I Miss My Kids
I had the travel show out west where I left kids for a day w/ nanny and family. Since I’ve been home, I’m working every day from the house. I’ve been in the studio that my husband built me upstairs on the 3rd floor. my days start early with workouts and then I head upstairs to begin writing and recording. I guess I should feel lucky because I get to work at home. I mean, my kids are right here. however, I don’t get to spend a lot of time with them. though it’s just been 3 days, I haven’t had the chance to take Noah to school or to put the boys to bed. my husband has been a true champ as well as my nanny and my mom. they all come to help during the day. but I still miss the kids. I go into Noah’s room after bedtime and talk to him. I probably shouldn’t, but, I just want to hear his little voice and the stories he has to tell me. it keeps him up past bedtime and makes him a little groggy in the morning. maybe it’s selfish, but I enjoy his stories.

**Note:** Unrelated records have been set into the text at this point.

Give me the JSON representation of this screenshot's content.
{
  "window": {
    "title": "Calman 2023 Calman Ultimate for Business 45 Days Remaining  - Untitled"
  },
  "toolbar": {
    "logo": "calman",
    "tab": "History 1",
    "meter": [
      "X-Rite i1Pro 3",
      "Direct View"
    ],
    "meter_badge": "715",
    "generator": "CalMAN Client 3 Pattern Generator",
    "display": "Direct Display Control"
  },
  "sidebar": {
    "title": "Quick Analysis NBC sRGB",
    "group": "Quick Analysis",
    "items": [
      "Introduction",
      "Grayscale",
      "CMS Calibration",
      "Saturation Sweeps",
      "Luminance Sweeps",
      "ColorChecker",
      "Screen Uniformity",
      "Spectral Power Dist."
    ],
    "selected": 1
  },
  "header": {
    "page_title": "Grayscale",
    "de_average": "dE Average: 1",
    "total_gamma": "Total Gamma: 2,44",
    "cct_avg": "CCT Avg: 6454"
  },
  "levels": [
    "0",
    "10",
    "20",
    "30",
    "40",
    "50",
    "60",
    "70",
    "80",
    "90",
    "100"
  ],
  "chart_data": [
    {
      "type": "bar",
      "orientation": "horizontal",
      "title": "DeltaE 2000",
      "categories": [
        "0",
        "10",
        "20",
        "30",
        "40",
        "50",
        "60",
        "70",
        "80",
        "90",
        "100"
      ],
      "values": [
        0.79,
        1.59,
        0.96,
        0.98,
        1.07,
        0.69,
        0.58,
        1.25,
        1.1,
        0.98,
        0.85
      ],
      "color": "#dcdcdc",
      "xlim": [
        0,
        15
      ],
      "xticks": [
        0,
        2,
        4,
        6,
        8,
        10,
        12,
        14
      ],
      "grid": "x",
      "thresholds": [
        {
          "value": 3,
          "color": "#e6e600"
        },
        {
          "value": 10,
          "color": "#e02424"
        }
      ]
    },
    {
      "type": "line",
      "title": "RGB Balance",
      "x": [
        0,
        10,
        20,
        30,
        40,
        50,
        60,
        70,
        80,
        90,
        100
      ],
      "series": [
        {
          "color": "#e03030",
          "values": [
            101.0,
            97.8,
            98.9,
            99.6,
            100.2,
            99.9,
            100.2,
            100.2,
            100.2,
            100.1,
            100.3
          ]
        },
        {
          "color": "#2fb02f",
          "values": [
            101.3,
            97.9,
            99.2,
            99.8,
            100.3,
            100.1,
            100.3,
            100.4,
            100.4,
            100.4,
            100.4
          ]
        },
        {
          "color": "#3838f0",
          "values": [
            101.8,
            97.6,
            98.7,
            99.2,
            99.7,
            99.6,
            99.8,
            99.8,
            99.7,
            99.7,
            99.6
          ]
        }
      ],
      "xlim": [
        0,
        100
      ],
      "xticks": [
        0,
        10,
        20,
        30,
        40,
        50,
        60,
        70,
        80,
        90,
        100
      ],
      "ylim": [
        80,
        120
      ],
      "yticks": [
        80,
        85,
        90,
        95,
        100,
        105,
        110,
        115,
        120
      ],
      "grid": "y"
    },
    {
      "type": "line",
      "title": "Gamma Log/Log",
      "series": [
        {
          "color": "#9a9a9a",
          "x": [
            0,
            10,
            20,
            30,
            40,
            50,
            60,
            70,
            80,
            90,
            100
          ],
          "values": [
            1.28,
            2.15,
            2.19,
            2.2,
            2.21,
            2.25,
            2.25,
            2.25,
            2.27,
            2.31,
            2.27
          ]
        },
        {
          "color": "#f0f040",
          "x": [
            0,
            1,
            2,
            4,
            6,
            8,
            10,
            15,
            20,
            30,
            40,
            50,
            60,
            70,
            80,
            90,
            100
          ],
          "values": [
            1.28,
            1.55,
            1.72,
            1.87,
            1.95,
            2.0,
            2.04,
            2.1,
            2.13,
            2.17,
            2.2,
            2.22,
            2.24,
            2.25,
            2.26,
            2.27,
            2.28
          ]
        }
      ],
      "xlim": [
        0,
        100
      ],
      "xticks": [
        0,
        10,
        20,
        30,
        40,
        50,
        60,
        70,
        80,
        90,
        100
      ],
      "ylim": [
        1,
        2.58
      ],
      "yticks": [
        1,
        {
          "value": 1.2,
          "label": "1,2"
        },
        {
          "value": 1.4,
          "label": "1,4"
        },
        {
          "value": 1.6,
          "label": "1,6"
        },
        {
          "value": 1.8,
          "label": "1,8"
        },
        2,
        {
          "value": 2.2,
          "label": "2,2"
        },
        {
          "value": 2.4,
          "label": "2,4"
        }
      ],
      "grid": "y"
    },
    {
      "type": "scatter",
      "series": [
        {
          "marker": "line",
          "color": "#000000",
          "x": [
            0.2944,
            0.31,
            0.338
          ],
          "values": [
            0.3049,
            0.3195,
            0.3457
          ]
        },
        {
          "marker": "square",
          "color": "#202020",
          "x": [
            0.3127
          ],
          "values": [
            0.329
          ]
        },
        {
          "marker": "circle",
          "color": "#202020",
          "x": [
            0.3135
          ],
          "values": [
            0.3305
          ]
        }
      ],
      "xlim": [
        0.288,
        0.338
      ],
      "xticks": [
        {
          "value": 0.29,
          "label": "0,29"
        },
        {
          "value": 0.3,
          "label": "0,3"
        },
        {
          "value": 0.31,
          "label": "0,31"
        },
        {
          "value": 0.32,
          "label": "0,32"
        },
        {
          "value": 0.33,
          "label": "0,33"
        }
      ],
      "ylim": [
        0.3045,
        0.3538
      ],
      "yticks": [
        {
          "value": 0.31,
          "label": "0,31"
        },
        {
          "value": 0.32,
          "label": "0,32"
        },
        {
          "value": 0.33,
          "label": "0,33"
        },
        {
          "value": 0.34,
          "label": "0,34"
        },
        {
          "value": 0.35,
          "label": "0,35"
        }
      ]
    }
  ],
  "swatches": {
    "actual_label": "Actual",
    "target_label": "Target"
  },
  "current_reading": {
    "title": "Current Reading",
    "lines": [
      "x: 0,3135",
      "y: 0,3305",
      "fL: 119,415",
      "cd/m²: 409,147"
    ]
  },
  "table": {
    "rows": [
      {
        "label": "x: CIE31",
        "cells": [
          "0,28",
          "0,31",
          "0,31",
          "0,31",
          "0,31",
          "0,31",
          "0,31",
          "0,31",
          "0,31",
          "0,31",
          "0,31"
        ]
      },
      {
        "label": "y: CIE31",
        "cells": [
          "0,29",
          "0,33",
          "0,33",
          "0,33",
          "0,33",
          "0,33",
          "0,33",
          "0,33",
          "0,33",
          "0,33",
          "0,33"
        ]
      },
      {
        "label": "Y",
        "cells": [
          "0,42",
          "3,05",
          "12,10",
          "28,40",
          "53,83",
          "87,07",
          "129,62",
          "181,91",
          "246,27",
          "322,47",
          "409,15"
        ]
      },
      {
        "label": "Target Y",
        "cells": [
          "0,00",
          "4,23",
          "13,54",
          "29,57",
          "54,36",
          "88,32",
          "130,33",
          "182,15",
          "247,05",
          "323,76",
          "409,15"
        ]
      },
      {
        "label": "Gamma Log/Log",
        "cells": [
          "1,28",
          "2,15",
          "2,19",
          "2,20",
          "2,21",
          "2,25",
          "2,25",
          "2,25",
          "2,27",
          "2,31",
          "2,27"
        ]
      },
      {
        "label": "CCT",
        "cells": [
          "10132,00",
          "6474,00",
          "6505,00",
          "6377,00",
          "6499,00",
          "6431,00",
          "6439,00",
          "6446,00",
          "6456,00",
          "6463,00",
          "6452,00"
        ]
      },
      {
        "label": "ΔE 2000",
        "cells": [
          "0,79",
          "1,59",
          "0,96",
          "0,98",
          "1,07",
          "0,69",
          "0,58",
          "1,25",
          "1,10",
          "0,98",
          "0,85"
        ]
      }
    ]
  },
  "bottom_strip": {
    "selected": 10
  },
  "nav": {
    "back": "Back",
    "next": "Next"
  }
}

today while we were editing the video, my co-writer was working at the computer and I got a chance to make Valentine’s Day cards with Noah. that been the best part of my week. I need to work. I have to get my new record done. There are so many things that are waiting to happen when it’s finished. Don’t get me wrong, I love what I do. I am grateful every day that I get to do what I love for a living. But that doesn’t mean I don’t miss my kids. even though they’re just a few feet away.